Friday, 13 February 2009

Cancer and a high-fat low-carb diet.

In yesterday's blog I mentioned cancer, and on further researching the subject today I discovered several trials of high-fat low-carb diets being used to treat cancer patients which provide very interesting reading.

In September 2007 Time Magazine published an article entitled Can a High-Fat Diet Beat Cancer? by Richard Friebe. It tells of a trial conducted by Dr. Melanie Schmidt and biologist Ulrike Kämmerer of the Wurzburg Hospital in Germany, based on the work of Otto Warburg, a German Nobel laureate.

More than eighty years ago, Otto Warburg observed that in fast-growing tumors appeared to grow and divide by feeding on blood sugars from carbohydrates and sugars in the body. He believed that by removing these sugars from the body the cancer would be starved. He also realised that the normal cells throughout the body were able to generate sufficient energy from ketones, which is the main source of energy in a high-fat diet.

The researchers in Wurzburg have only been allowed to recruit those patients who have already run out of all other options! All are known to have a high glucose metabolism. Four of the patients were already so ill that they died within the first week of the trial, but five who continued on the diet for three months either stabilised or improved. However, for two patients who stuck to the diet, it didn't work and they left the study.

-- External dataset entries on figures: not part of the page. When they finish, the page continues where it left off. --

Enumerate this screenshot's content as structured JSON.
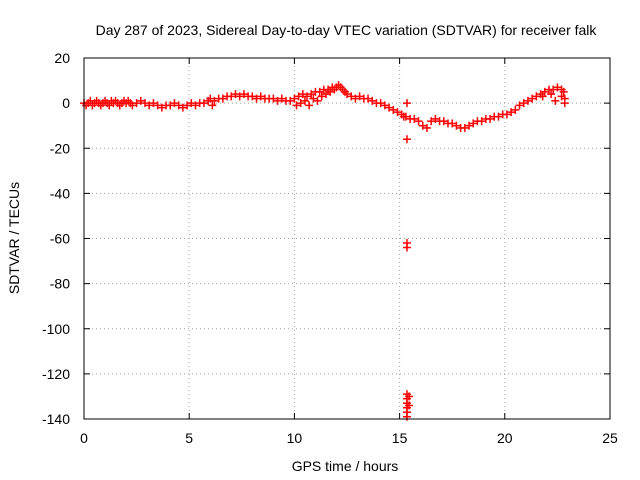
{
  "chart_data": {
    "type": "scatter",
    "title": "Day 287 of 2023, Sidereal Day-to-day VTEC variation (SDTVAR) for receiver falk",
    "xlabel": "GPS time / hours",
    "ylabel": "SDTVAR / TECUs",
    "xlim": [
      0,
      25
    ],
    "ylim": [
      -140,
      20
    ],
    "xticks": [
      0,
      5,
      10,
      15,
      20,
      25
    ],
    "yticks": [
      20,
      0,
      -20,
      -40,
      -60,
      -80,
      -100,
      -120,
      -140
    ],
    "grid": true,
    "marker": "+",
    "color": "#ff0000",
    "series": [
      {
        "name": "SDTVAR",
        "points": [
          [
            0.0,
            0
          ],
          [
            0.1,
            -1
          ],
          [
            0.2,
            0
          ],
          [
            0.3,
            1
          ],
          [
            0.4,
            -1
          ],
          [
            0.5,
            0
          ],
          [
            0.6,
            1
          ],
          [
            0.7,
            0
          ],
          [
            0.8,
            -1
          ],
          [
            0.9,
            0
          ],
          [
            1.0,
            1
          ],
          [
            1.1,
            0
          ],
          [
            1.2,
            -1
          ],
          [
            1.3,
            1
          ],
          [
            1.4,
            0
          ],
          [
            1.5,
            1
          ],
          [
            1.6,
            0
          ],
          [
            1.7,
            -1
          ],
          [
            1.8,
            0
          ],
          [
            1.9,
            1
          ],
          [
            2.0,
            0
          ],
          [
            2.1,
            1
          ],
          [
            2.2,
            0
          ],
          [
            2.3,
            -1
          ],
          [
            2.5,
            0
          ],
          [
            2.7,
            1
          ],
          [
            2.9,
            0
          ],
          [
            3.1,
            -1
          ],
          [
            3.3,
            0
          ],
          [
            3.5,
            -1
          ],
          [
            3.7,
            -2
          ],
          [
            3.9,
            -1
          ],
          [
            4.1,
            -1
          ],
          [
            4.3,
            0
          ],
          [
            4.5,
            -1
          ],
          [
            4.7,
            -2
          ],
          [
            4.9,
            -1
          ],
          [
            5.1,
            0
          ],
          [
            5.3,
            -1
          ],
          [
            5.5,
            0
          ],
          [
            5.7,
            0
          ],
          [
            5.9,
            1
          ],
          [
            6.0,
            2
          ],
          [
            6.1,
            -1
          ],
          [
            6.2,
            1
          ],
          [
            6.4,
            2
          ],
          [
            6.6,
            2
          ],
          [
            6.8,
            3
          ],
          [
            7.0,
            3
          ],
          [
            7.2,
            4
          ],
          [
            7.4,
            3
          ],
          [
            7.6,
            4
          ],
          [
            7.8,
            3
          ],
          [
            8.0,
            3
          ],
          [
            8.2,
            2
          ],
          [
            8.4,
            3
          ],
          [
            8.6,
            2
          ],
          [
            8.8,
            2
          ],
          [
            9.0,
            2
          ],
          [
            9.2,
            1
          ],
          [
            9.4,
            2
          ],
          [
            9.6,
            1
          ],
          [
            9.8,
            1
          ],
          [
            10.0,
            2
          ],
          [
            10.1,
            -1
          ],
          [
            10.2,
            3
          ],
          [
            10.3,
            0
          ],
          [
            10.4,
            4
          ],
          [
            10.5,
            1
          ],
          [
            10.6,
            3
          ],
          [
            10.7,
            -1
          ],
          [
            10.8,
            4
          ],
          [
            10.9,
            2
          ],
          [
            11.0,
            5
          ],
          [
            11.1,
            1
          ],
          [
            11.2,
            5
          ],
          [
            11.3,
            3
          ],
          [
            11.4,
            6
          ],
          [
            11.5,
            4
          ],
          [
            11.6,
            6
          ],
          [
            11.7,
            5
          ],
          [
            11.8,
            7
          ],
          [
            11.9,
            6
          ],
          [
            12.0,
            7
          ],
          [
            12.1,
            8
          ],
          [
            12.2,
            7
          ],
          [
            12.3,
            6
          ],
          [
            12.4,
            5
          ],
          [
            12.5,
            4
          ],
          [
            12.7,
            3
          ],
          [
            12.9,
            2
          ],
          [
            13.1,
            3
          ],
          [
            13.3,
            2
          ],
          [
            13.5,
            2
          ],
          [
            13.7,
            1
          ],
          [
            13.9,
            0
          ],
          [
            14.1,
            0
          ],
          [
            14.3,
            -1
          ],
          [
            14.5,
            -2
          ],
          [
            14.7,
            -3
          ],
          [
            14.9,
            -4
          ],
          [
            15.1,
            -5
          ],
          [
            15.2,
            -6
          ],
          [
            15.3,
            -6
          ],
          [
            15.35,
            0
          ],
          [
            15.35,
            -16
          ],
          [
            15.35,
            -62
          ],
          [
            15.35,
            -64
          ],
          [
            15.35,
            -129
          ],
          [
            15.35,
            -131
          ],
          [
            15.35,
            -133
          ],
          [
            15.35,
            -135
          ],
          [
            15.35,
            -137
          ],
          [
            15.35,
            -139
          ],
          [
            15.45,
            -130
          ],
          [
            15.45,
            -134
          ],
          [
            15.5,
            -7
          ],
          [
            15.7,
            -7
          ],
          [
            15.9,
            -8
          ],
          [
            16.1,
            -10
          ],
          [
            16.3,
            -11
          ],
          [
            16.5,
            -8
          ],
          [
            16.7,
            -7
          ],
          [
            16.9,
            -8
          ],
          [
            17.1,
            -8
          ],
          [
            17.3,
            -9
          ],
          [
            17.5,
            -9
          ],
          [
            17.7,
            -10
          ],
          [
            17.9,
            -11
          ],
          [
            18.1,
            -11
          ],
          [
            18.3,
            -10
          ],
          [
            18.5,
            -9
          ],
          [
            18.7,
            -8
          ],
          [
            18.9,
            -8
          ],
          [
            19.1,
            -7
          ],
          [
            19.3,
            -7
          ],
          [
            19.5,
            -6
          ],
          [
            19.7,
            -6
          ],
          [
            19.9,
            -5
          ],
          [
            20.1,
            -5
          ],
          [
            20.3,
            -4
          ],
          [
            20.5,
            -3
          ],
          [
            20.7,
            -1
          ],
          [
            20.9,
            0
          ],
          [
            21.1,
            1
          ],
          [
            21.3,
            2
          ],
          [
            21.5,
            3
          ],
          [
            21.7,
            4
          ],
          [
            21.9,
            5
          ],
          [
            22.1,
            6
          ],
          [
            22.3,
            6
          ],
          [
            22.5,
            7
          ],
          [
            22.7,
            6
          ],
          [
            22.8,
            5
          ],
          [
            22.85,
            2
          ],
          [
            22.85,
            0
          ],
          [
            22.7,
            3
          ],
          [
            22.4,
            1
          ],
          [
            22.2,
            4
          ],
          [
            21.8,
            3
          ]
        ]
      }
    ]
  }
}
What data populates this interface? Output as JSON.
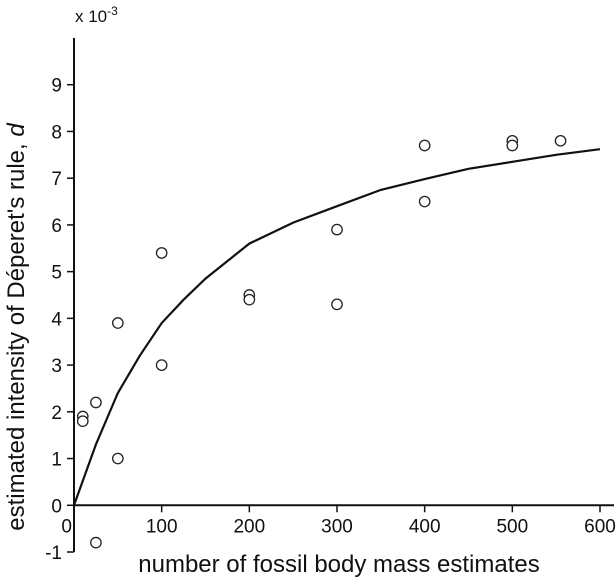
{
  "chart_data": {
    "type": "scatter",
    "xlabel": "number of fossil body mass estimates",
    "ylabel_prefix": "estimated intensity of Déperet's rule, ",
    "ylabel_symbol": "d",
    "y_multiplier_base": "x 10",
    "y_multiplier_exp": "-3",
    "xlim": [
      0,
      600
    ],
    "ylim": [
      -1,
      10
    ],
    "x_ticks": [
      "0",
      "100",
      "200",
      "300",
      "400",
      "500",
      "600"
    ],
    "y_ticks": [
      "-1",
      "0",
      "1",
      "2",
      "3",
      "4",
      "5",
      "6",
      "7",
      "8",
      "9"
    ],
    "grid": false,
    "points": [
      {
        "x": 10,
        "y": 1.9
      },
      {
        "x": 10,
        "y": 1.8
      },
      {
        "x": 25,
        "y": 2.2
      },
      {
        "x": 25,
        "y": -0.8
      },
      {
        "x": 50,
        "y": 3.9
      },
      {
        "x": 50,
        "y": 1.0
      },
      {
        "x": 100,
        "y": 5.4
      },
      {
        "x": 100,
        "y": 3.0
      },
      {
        "x": 200,
        "y": 4.5
      },
      {
        "x": 200,
        "y": 4.4
      },
      {
        "x": 300,
        "y": 5.9
      },
      {
        "x": 300,
        "y": 4.3
      },
      {
        "x": 400,
        "y": 7.7
      },
      {
        "x": 400,
        "y": 6.5
      },
      {
        "x": 500,
        "y": 7.8
      },
      {
        "x": 500,
        "y": 7.7
      },
      {
        "x": 555,
        "y": 7.8
      }
    ],
    "fit_curve": {
      "x": [
        0,
        25,
        50,
        75,
        100,
        125,
        150,
        200,
        250,
        300,
        350,
        400,
        450,
        500,
        550,
        600
      ],
      "y": [
        0.0,
        1.3,
        2.4,
        3.2,
        3.9,
        4.4,
        4.85,
        5.6,
        6.05,
        6.4,
        6.75,
        6.98,
        7.2,
        7.35,
        7.5,
        7.62
      ]
    }
  }
}
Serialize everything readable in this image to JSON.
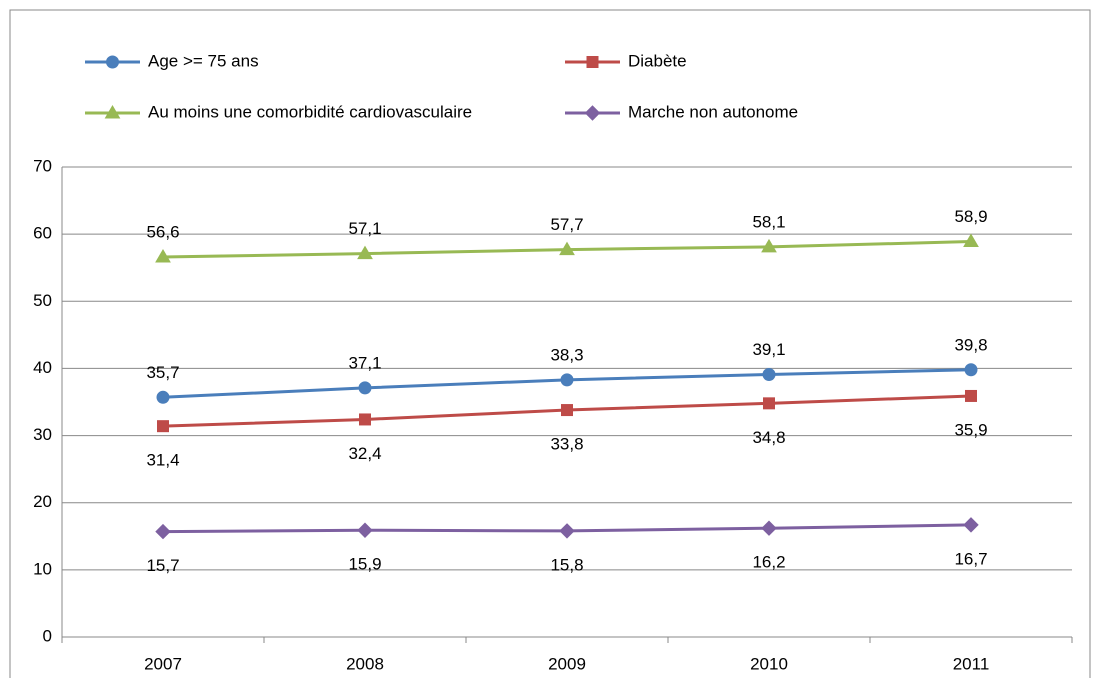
{
  "chart_data": {
    "type": "line",
    "categories": [
      "2007",
      "2008",
      "2009",
      "2010",
      "2011"
    ],
    "series": [
      {
        "name": "Age >= 75 ans",
        "color": "#4a7ebb",
        "marker": "circle",
        "label_position": "above",
        "values": [
          35.7,
          37.1,
          38.3,
          39.1,
          39.8
        ],
        "value_labels": [
          "35,7",
          "37,1",
          "38,3",
          "39,1",
          "39,8"
        ]
      },
      {
        "name": "Diabète",
        "color": "#be4b48",
        "marker": "square",
        "label_position": "below",
        "values": [
          31.4,
          32.4,
          33.8,
          34.8,
          35.9
        ],
        "value_labels": [
          "31,4",
          "32,4",
          "33,8",
          "34,8",
          "35,9"
        ]
      },
      {
        "name": "Au moins une comorbidité cardiovasculaire",
        "color": "#98b954",
        "marker": "triangle",
        "label_position": "above",
        "values": [
          56.6,
          57.1,
          57.7,
          58.1,
          58.9
        ],
        "value_labels": [
          "56,6",
          "57,1",
          "57,7",
          "58,1",
          "58,9"
        ]
      },
      {
        "name": "Marche non autonome",
        "color": "#7d60a0",
        "marker": "diamond",
        "label_position": "below",
        "values": [
          15.7,
          15.9,
          15.8,
          16.2,
          16.7
        ],
        "value_labels": [
          "15,7",
          "15,9",
          "15,8",
          "16,2",
          "16,7"
        ]
      }
    ],
    "ylim": [
      0,
      70
    ],
    "yticks": [
      0,
      10,
      20,
      30,
      40,
      50,
      60,
      70
    ],
    "grid": true,
    "legend": "top"
  }
}
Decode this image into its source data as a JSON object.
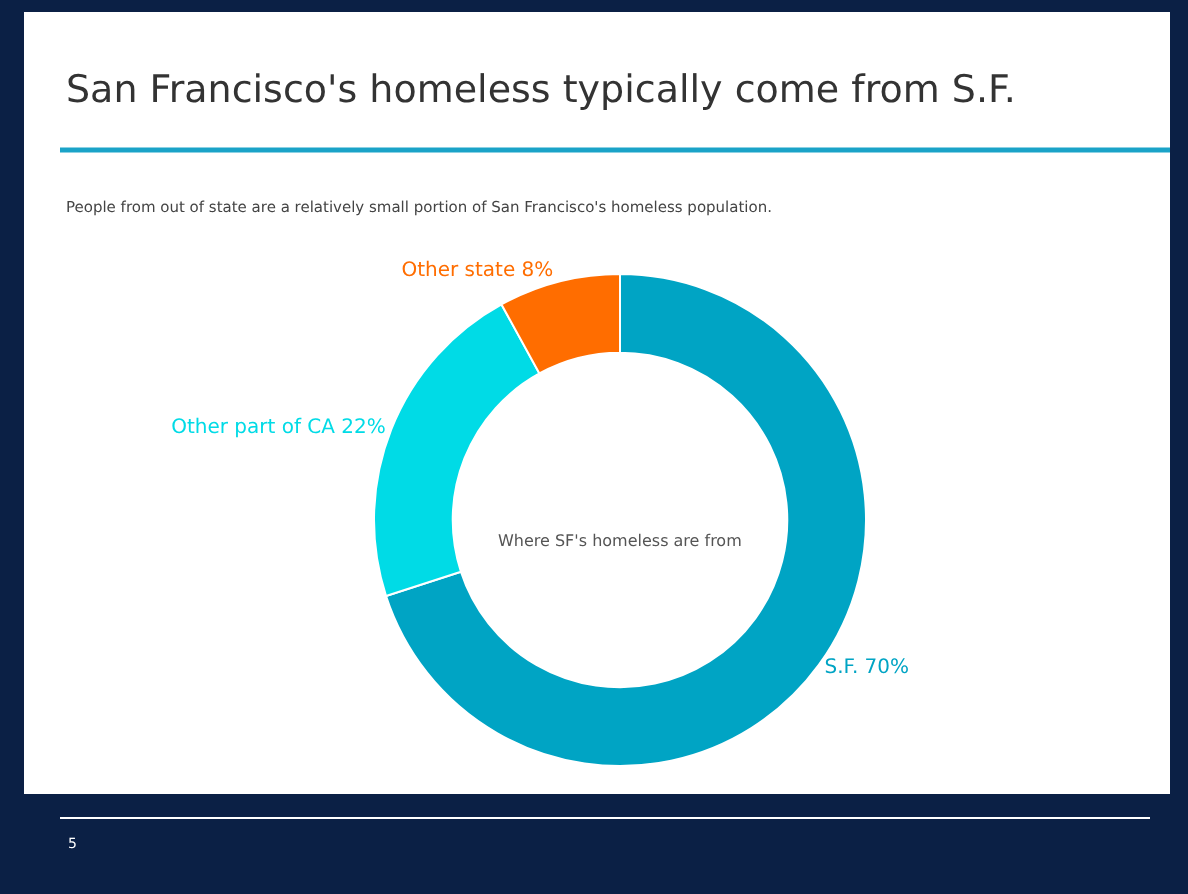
{
  "chart_data": {
    "type": "donut",
    "title": "San Francisco's homeless typically come from S.F.",
    "subtitle": "People from out of state are a relatively small portion of San Francisco's homeless population.",
    "categories": [
      "S.F.",
      "Other part of CA",
      "Other state"
    ],
    "values": [
      70,
      22,
      8
    ],
    "colors": [
      "#00a4c4",
      "#00dbe6",
      "#ff6d00"
    ],
    "value_labels": [
      "70%",
      "22%",
      "8%"
    ],
    "annotations": [
      "Where SF's homeless are from",
      "5"
    ],
    "legend": false
  }
}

The part of the story that stunned me is that some of the patients left the trial "because they were unable or unwilling to renounce soft drinks, chocolate and so on"! It doesn't say what happened to them, unfortunately.

This is not the first time a ketogenic diet has been reported to have help in the battle against cancer. Two children were treated with a ketogenic diet in Ohio in 1995.

There are also articles to be found on the protective values of diets rich in saturated fats in cancer patients.

Intake of macronutrients and risk of breast cancer. Italy, 1996
This case-controls study shows that unsaturated fatty acids protect against breast cancer, possibly because intake of these nutrients is closely correlated with a high intake of raw vegetables. The findings also suggest a possible risk in southern European populations, of reliance on a diet largely based on starch.

Vilhjalmur Stefansson, the Canadian anthropologist and explorer, published a book in 1960 entitled Cancer Disease of Civilization. In it he wrote:

"Stanislaw Tanchou .... gave the first formula for predicting cancer risk. It was based on grain consumption and was found to accurately calculate cancer rates in major European cities. The more grain consumed, the greater the rate of cancer."

Tanchou made the claim in 1843, to the Paris Medical Society. He also postulated that cancer would likewise never be found in hunter-gatherer populations. This began a search among the populations of hunter-gatherers known to missionary doctors and explorers. This search continued until WWII when the last wild humans were"civilized" in the Arctic and Australia. No cases of cancer were ever found within these populations, although after they adopted the diet
of civilization, it became common."
At least two studies are currently under way in Europe into the use of a high-fat, low-carbohydrate diet in the treatment of cancer. I'll be watching with interest for the results.